With this homey image in mind, the claim on Ippudō’s website that “Ramen is Japan’s Soul Food” struck me as a misappropriation of the term. Ramen, while hearty, frequently full of lard, and often relatively simple, it takes too much time and effort to cook at home (except, obviously, for the instant version); this, I thought, disqualified it as soul food. A Japanese visitor to Ippudō New York who could truthfully claim that his bowl of Akamaru was “just like Mom used to make” would have been raised by a very outstanding mother indeed.

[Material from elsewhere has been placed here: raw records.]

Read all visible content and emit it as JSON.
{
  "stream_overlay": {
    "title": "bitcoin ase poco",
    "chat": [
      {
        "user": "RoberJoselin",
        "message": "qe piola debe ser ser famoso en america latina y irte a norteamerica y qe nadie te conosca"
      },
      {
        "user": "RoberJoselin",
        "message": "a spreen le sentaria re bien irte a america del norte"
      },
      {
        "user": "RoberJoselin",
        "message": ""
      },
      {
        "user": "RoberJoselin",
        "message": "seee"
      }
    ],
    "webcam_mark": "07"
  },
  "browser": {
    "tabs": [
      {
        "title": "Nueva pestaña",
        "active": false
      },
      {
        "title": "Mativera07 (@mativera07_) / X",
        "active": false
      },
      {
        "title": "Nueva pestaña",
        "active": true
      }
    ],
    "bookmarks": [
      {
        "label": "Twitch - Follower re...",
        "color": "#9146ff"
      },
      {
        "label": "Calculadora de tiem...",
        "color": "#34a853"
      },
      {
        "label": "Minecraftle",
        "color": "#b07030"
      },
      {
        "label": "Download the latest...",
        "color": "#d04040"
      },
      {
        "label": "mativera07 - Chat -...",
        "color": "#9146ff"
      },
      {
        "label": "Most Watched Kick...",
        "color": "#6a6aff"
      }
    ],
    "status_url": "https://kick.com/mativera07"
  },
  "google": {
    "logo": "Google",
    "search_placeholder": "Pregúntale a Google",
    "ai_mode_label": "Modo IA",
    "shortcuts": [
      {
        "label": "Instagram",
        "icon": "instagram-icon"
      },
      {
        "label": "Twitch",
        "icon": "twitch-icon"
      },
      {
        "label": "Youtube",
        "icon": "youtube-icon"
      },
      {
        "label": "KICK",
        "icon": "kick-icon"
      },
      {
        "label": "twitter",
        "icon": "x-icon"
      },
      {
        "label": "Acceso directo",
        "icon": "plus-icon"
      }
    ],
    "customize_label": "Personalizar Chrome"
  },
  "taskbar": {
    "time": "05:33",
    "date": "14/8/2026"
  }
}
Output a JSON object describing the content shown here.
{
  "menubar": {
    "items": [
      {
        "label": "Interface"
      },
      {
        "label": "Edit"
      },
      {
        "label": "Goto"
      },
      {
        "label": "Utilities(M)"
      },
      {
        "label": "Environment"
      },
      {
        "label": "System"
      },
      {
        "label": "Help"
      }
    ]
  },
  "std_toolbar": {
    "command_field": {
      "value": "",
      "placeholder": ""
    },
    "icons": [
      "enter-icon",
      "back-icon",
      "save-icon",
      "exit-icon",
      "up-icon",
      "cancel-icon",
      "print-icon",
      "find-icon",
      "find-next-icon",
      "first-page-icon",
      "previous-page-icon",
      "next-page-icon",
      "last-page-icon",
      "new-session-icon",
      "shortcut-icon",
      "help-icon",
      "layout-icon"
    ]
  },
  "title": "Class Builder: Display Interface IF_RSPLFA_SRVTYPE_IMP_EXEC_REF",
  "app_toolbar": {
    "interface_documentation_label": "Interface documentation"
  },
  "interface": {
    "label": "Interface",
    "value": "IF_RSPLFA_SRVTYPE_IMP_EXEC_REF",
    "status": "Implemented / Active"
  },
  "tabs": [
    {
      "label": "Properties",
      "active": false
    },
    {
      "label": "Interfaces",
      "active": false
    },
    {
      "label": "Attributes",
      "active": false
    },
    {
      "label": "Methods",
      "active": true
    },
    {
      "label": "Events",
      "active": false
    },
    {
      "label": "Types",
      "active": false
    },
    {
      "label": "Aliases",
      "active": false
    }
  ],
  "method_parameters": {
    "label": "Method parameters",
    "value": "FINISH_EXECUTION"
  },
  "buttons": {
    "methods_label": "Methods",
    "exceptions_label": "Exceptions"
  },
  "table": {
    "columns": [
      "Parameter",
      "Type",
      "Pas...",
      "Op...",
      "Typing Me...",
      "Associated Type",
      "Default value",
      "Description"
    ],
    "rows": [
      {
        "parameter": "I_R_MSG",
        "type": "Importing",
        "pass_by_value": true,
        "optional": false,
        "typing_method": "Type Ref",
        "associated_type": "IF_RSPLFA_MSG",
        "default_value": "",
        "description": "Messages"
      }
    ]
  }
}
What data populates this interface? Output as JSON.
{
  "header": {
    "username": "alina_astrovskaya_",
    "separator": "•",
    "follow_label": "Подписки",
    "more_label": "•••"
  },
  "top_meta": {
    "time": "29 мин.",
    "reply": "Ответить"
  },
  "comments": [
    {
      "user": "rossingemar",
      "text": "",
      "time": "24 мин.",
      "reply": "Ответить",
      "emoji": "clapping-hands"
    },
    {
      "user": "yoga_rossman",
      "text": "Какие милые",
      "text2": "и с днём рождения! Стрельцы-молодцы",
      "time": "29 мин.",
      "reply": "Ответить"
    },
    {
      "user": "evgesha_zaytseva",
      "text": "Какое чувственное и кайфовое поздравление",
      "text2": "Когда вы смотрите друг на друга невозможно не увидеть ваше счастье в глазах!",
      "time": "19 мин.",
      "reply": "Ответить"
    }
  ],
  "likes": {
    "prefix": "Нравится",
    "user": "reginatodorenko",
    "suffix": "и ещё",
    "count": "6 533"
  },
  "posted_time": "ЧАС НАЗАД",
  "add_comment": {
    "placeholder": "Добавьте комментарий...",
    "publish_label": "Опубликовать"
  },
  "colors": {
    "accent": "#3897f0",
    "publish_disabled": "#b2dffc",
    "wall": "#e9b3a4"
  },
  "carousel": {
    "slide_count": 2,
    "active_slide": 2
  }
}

Then I thought: what if the idea of “homemade” is allowed to extend outside the actual, physical home? While ramen isn’t really something that is cooked in the home in Japan, it is cooked at home in the sense that every town in Japan has a ramen shop, and, importantly, every region produces a different version of the dish that becomes a part of local culture and identity. Also, ramen is accessible – it’s cheap, fast, filling, and warming, and it provides a wonderful mélange of textures and flavors that just seems to make people a bit happier; in other words, it’s comfort food. So while ramen probably won’t elicit memories of the smell of pork broth wafting out of their kitchen when they come home from school, it’s likely to evoke a more generalized but no less affectionate nostalgia for their furusato, their old home – which may be their town, their prefecture, or (if they’re in New York), their country. And, for what it’s worth, Ippudō NY was just how I remembered it.